Jean-Paul Sartre: What many people cannot understand is the fact that you have not tried to work out a program or to give your movement a structure. They attack you for trying to "smash everything" without knowing - or at any rate saying - what you would like to put in place of what you demolish.
DCB: Naturally! Everyone would be reassured, particularly Pompidou, if we set up a Party and announced: "All these people here are ours now. Here are our aims and this is how we are going to attain them." They would know who they are dealing with and how to counter them. They would no longer have to face "anarchy," "uncontrollable effervescence." Our movement's strength is that it is based on an "uncontrollable" spontaneity, that it gives an impetus without trying to canalize it or use the action it has unleashed to its own profit. There are clearly two solutions open to us today. The first would be to bring together half-a-dozen people with political experience, ask them to formulate some convincing immediate demands, and say, "Here is the student movement's position, do what you like with it!" That is the bad solution. The second is to try to give an understanding of the situation not to the totality of the students nor even to the totality of the demonstrators, but to a large number of them. To do so we must avoid building an organization immediately, or defining a program; that would inevitably paralyze us. The movement's only chance is the disorder that lets men speak freely, and which can result in a form of self-organization. For example, we should now give up mass-spectacular meetings and turn to the formation of work and action groups.

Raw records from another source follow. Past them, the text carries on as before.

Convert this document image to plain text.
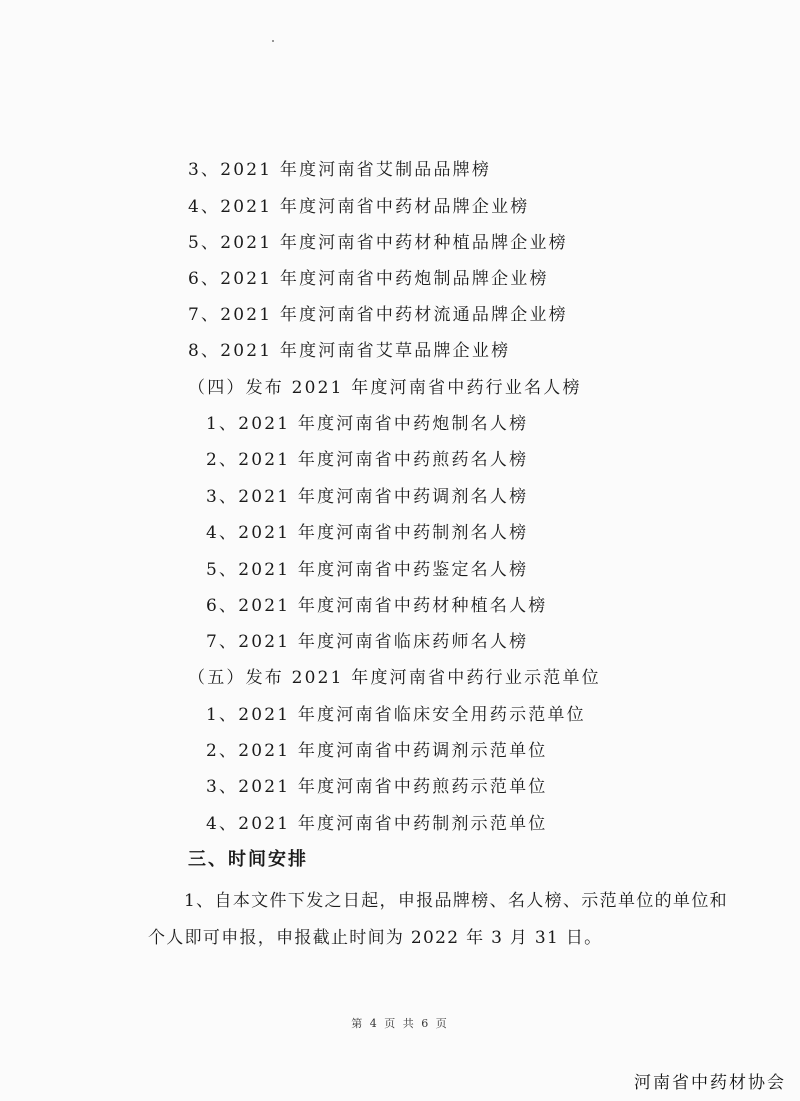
3、2021 年度河南省艾制品品牌榜
4、2021 年度河南省中药材品牌企业榜
5、2021 年度河南省中药材种植品牌企业榜
6、2021 年度河南省中药炮制品牌企业榜
7、2021 年度河南省中药材流通品牌企业榜
8、2021 年度河南省艾草品牌企业榜
（四）发布 2021 年度河南省中药行业名人榜
1、2021 年度河南省中药炮制名人榜
2、2021 年度河南省中药煎药名人榜
3、2021 年度河南省中药调剂名人榜
4、2021 年度河南省中药制剂名人榜
5、2021 年度河南省中药鉴定名人榜
6、2021 年度河南省中药材种植名人榜
7、2021 年度河南省临床药师名人榜
（五）发布 2021 年度河南省中药行业示范单位
1、2021 年度河南省临床安全用药示范单位
2、2021 年度河南省中药调剂示范单位
3、2021 年度河南省中药煎药示范单位
4、2021 年度河南省中药制剂示范单位
三、时间安排
1、自本文件下发之日起，申报品牌榜、名人榜、示范单位的单位和个人即可申报，申报截止时间为 2022 年 3 月 31 日。
第 4 页 共 6 页
河南省中药材协会
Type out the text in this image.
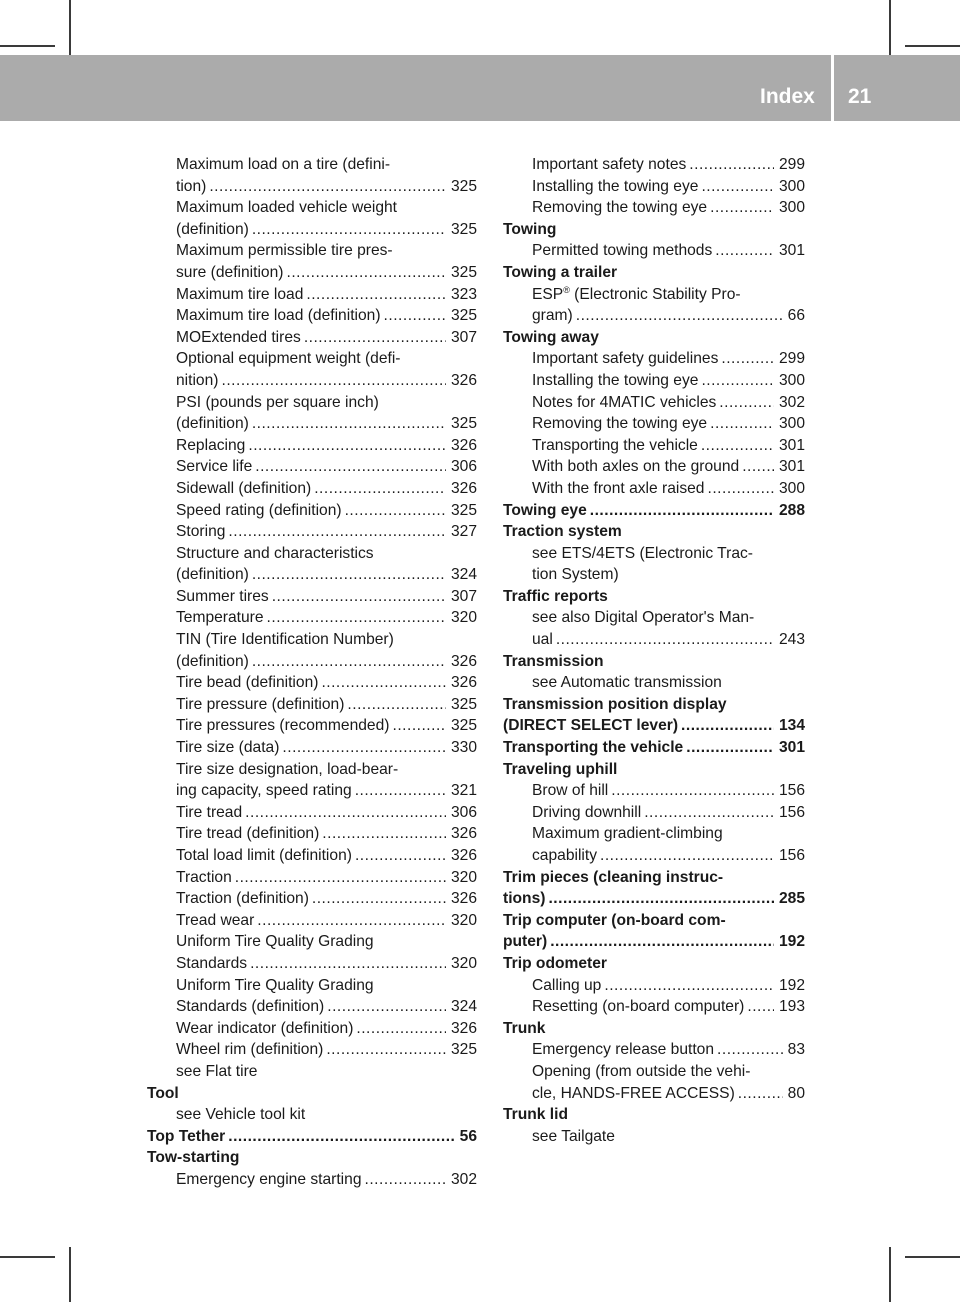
Index 21
Maximum load on a tire (defini-
tion) .....	325
Maximum loaded vehicle weight
(definition) .....	325
Maximum permissible tire pres-
sure (definition) .....	325
Maximum tire load .....	323
Maximum tire load (definition) .....	325
MOExtended tires .....	307
Optional equipment weight (defi-
nition) .....	326
PSI (pounds per square inch)
(definition) .....	325
Replacing .....	326
Service life .....	306
Sidewall (definition) .....	326
Speed rating (definition) .....	325
Storing .....	327
Structure and characteristics
(definition) .....	324
Summer tires .....	307
Temperature .....	320
TIN (Tire Identification Number)
(definition) .....	326
Tire bead (definition) .....	326
Tire pressure (definition) .....	325
Tire pressures (recommended) .....	325
Tire size (data) .....	330
Tire size designation, load-bear-
ing capacity, speed rating .....	321
Tire tread .....	306
Tire tread (definition) .....	326
Total load limit (definition) .....	326
Traction .....	320
Traction (definition) .....	326
Tread wear .....	320
Uniform Tire Quality Grading
Standards .....	320
Uniform Tire Quality Grading
Standards (definition) .....	324
Wear indicator (definition) .....	326
Wheel rim (definition) .....	325
see Flat tire
Tool
see Vehicle tool kit
Top Tether .....	56
Tow-starting
Emergency engine starting .....	302
Important safety notes .....	299
Installing the towing eye .....	300
Removing the towing eye .....	300
Towing
Permitted towing methods .....	301
Towing a trailer
ESP® (Electronic Stability Pro-
gram) .....	66
Towing away
Important safety guidelines .....	299
Installing the towing eye .....	300
Notes for 4MATIC vehicles .....	302
Removing the towing eye .....	300
Transporting the vehicle .....	301
With both axles on the ground .....	301
With the front axle raised .....	300
Towing eye .....	288
Traction system
see ETS/4ETS (Electronic Trac-
tion System)
Traffic reports
see also Digital Operator's Man-
ual .....	243
Transmission
see Automatic transmission
Transmission position display
(DIRECT SELECT lever) .....	134
Transporting the vehicle .....	301
Traveling uphill
Brow of hill .....	156
Driving downhill .....	156
Maximum gradient-climbing
capability .....	156
Trim pieces (cleaning instruc-
tions) .....	285
Trip computer (on-board com-
puter) .....	192
Trip odometer
Calling up .....	192
Resetting (on-board computer) ..... 193
Trunk
Emergency release button .....	83
Opening (from outside the vehi-
cle, HANDS-FREE ACCESS) .....	80
Trunk lid
see Tailgate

Foucault in 1972: "(In May '68) the intellectual discovered that the masses no longer need to gain knowledge: they know perfectly well, without illusion; they know far better than he and they are capable of expressing themselves. But there exists a system of power which blocks, prohibits, and invalidates this discourse and this knowledge, a power not only found in the manifest authority of censorship, but one which profoundly and subtly penetrates an entire societal network. Intellectuals are themselves agents of this system of power - the idea of their responsibility for 'consciousness' and discourse forms part of the system."
Current account of active minority:
"... things started in very late july or early august. Adbusters made a call. Some activists spotted it online and decided to go with it. The website (occupywallst.org) was built by anarchist friends in a "let's make this real" drive as we were more or less expecting something to happen. Activists in NYC decided to do something as well, many of them linked to Bloombergville, but also assorted syndicalists, progressives, and communists (the WWP was active at least in the early days, I'm not sure whether they still are), and anarchists... David Graeber came although he seemed initially mostly to observe things, and informed that he'd just been told the week before that Adbusters wanted him to represent them."